Either Oracle
Money March 15, 2001
Oracle's lackluster results don't exactly suggest a turnaround is at hand. By David Futrelle
If you're going to call yourself Oracle, you should be able to see at least a few months into the future, right? Apparently not, judging from Oracle's earning warning earlier this month -- a warning that company officials said was as much of a surprise to them as it was to the stock's many fans. Oracle officials had been saying, loudly and repeatedly, that their company was more or less immune to the tech downturn. Turns out it wasn't: Oracle execs chopped third quarter earnings estimates by a couple of cents a share, saying that they were shocked --- shocked! -- that a number of key customers had decided at the last minute to postpone their orders. Adding to investors' uneasiness, Oracle declined to offer detailed guidance for the fourth quarter. A slew of analysts chopped their ratings for the stock, and investors rushed to the exits, sending the stock down more than 20 percent.
Oracle met its lowered expectations of earnings of 10 cents a share when it announced after the bell this Thursday.

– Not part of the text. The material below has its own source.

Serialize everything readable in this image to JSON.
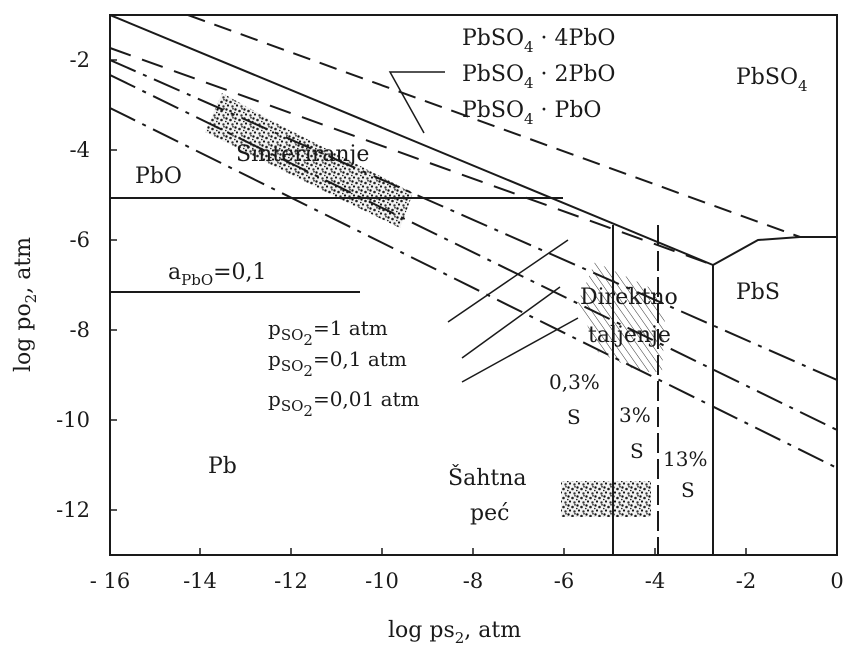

The company reported slightly better than expected database revenues, up 6 percent from last year. But applications revenues were up only 25 percent, a growth rate half of what the company forecast when it warned March 1. (Not that long ago the company was promising 75 percent applications growth.) The company still hasn't gained any confidence in its ability to predict the future; Chief Financial Officer Jeffrey Henley could only "guess" that earnings for the fourth quarter would be flat.
Should investors put their confidence in Oracle? That's tough to predict. The last time I wrote about the company in detail, back in November, the stock, selling at nearly 60 times forward earnings, looked more than a bit pricey. Since then, the P/E has been cut roughly in half.
As a corporate competitor, even in today's difficult climate, there's a lot to like about Oracle, It's an aggressive company with solid profit margins, and it's ably demonstrated the power of its own software by using it to cut its own costs dramatically. The company dominates the database market and is making some headway in its applications business. Indeed, before its earnings warning this month, I was starting to think Oracle was looking like an attractive long-term bet.
But that warning snapped me right out of it -- not only because it revealed that Oracle wasn't immune to the tech downturn but because it revealed that company officials were unwilling, or unable, to accept that fact. Oracle's stock, even at its current depressed price, doesn't look like much of a bargain. Trading at about 27 times fiscal 2002 earnings, the company's valuation is roughly in line with the company's estimated long- term growth rate of 20 to 30 percent. Compared to Oracle's rich valuation in better times, that seems cheap. But that's assuming you have faith these estimates will hold up.
In order to hit its numbers in the long term, Oracle needs to keep its maturing database business growing at a reasonable rate. It also needs to keep its applications business growing fast enough to make up for slowing database sales. And it has to keep running leaner and meaner than ever. In the current economic environment, all these things may prove damnably difficult, as the company's disappointing applications results show all too clearly. By buying into the stock at current levels, you're essentially betting that Oracle officials won't hit us with any more "surprises" any time soon. I'm not sure that's a bet worth taking.